The Correlation Between Red Cell Transfusion and Complications of Prematurity

Premature infants are the group that receives the most red blood cell transfusions. Between 50% and 90% of very low birth weight (VLBW) infants (less than 1500 g) and up to 95% of extremely low birth weight (ELBW) infants (less than 1000 g) will receive at least one red blood cell transfusion during hospitalisation.

To date, there are no clear guidelines for transfusion in premature infants in clinical practice.

Premature infants are particularly susceptible to tissue injury caused by impaired oxygen delivery, and complications are associated with this imbalance in tissue oxygenation. The pathophysiology of complications in transfused premature infants involves several interconnected mechanisms arising from organ immaturity and the specific effects of transfusion.

Over the past twenty years, numerous scientific studies have investigated the adverse effects of packed red blood cell transfusions. Many of these studies have associated red blood cell transfusions with a higher risk of both early and late complications of prematurity, such as necrotising enterocolitis (NEC), retinopathy of prematurity (ROP), bronchopulmonary dysplasia (BPD), intraventricular haemorrhage (IVH), and issues in later neurodevelopment. Only a few studies have reported beneficial effects of transfusion.

Red blood cell transfusion, along with other comorbidities in preterm infants, may contribute to neurological and neurodevelopmental damage. Some studies have confirmed that a restrictive approach leads to better neurodevelopmental outcomes, while others have shown abnormal brain structures and volumes at school age.

Based on previous research and the varied results obtained, the investigators aim to investigate the relationship between packed red blood cell transfusion, the number of transfusions, and the age at the time of transfusion concerning the occurrence of early and late prematurity complications. The investigators also seek to determine whether the haemoglobin level at the time of transfusion influences the development of complications. Although the impact on neurodevelopmental outcomes is partly understood and studied in younger premature children (aged 2 to 5), there are few studies and limited research on the effects in older children.
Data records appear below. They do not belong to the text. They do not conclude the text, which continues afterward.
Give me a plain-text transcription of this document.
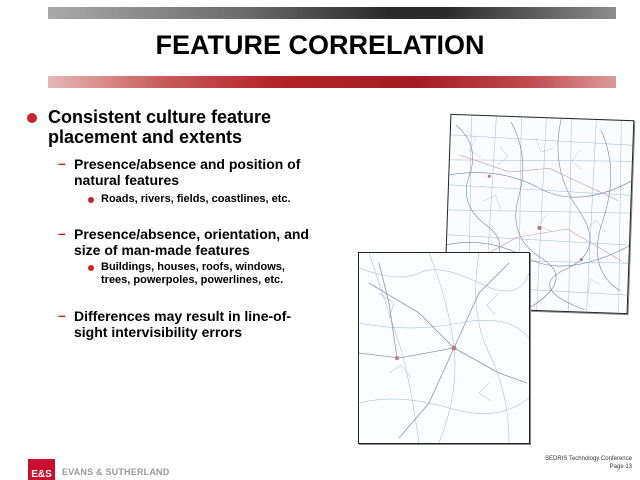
FEATURE CORRELATION
Consistent culture feature placement and extents
– Presence/absence and position of natural features
Roads, rivers, fields, coastlines, etc.
– Presence/absence, orientation, and size of man-made features
Buildings, houses, roofs, windows, trees, powerpoles, powerlines, etc.
– Differences may result in line-of-sight intervisibility errors
SEDRIS Technology Conference
Page 13
E&S	EVANS & SUTHERLAND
The hypothesis of this study is that premature infants who received packed red blood cell transfusions during the neonatal period have a higher rate of early prematurity complications and poorer neurological and neurodevelopmental outcomes at six years of age compared to premature infants who did not receive transfusions.

Investigation plan In the first, retrospective part, the investigators will collect epidemiological data from premature newborns (less then 32 weeks of gestation) from the hospital information system (IBIS) and the medical histories of the participants between June 2018 and December 2021.

The participants will be split into those who received a transfusion of packed red blood cells and those who did not.

In the second phase of the study, the investigators will evaluate the neurological and neurodevelopmental outcomes of the same participants during preschool age (at 6 years old adjusted for chronological age), based on the transfusion treatment. This phase will take place from September 2025 to December 2028. Parents of each child meeting the inclusion criteria will receive a notice about the study, which will be delivered by a primary care paediatrician during the examination that all children should have before starting their first year of primary school. After reading the notice, parents will sign the inform consent form if they agree to participate. The primary paediatrician will inform the main investigator, after which the child and parent or guardian will be invited to the Paediatrics Clinic for a neurological and neurodevelopmental assessment. Once all data collection is complete, statistical analysis will be performed to explore whether there is a connection between transfused preterm infants, early prematurity complications, and neurological and neurodevelopmental outcomes.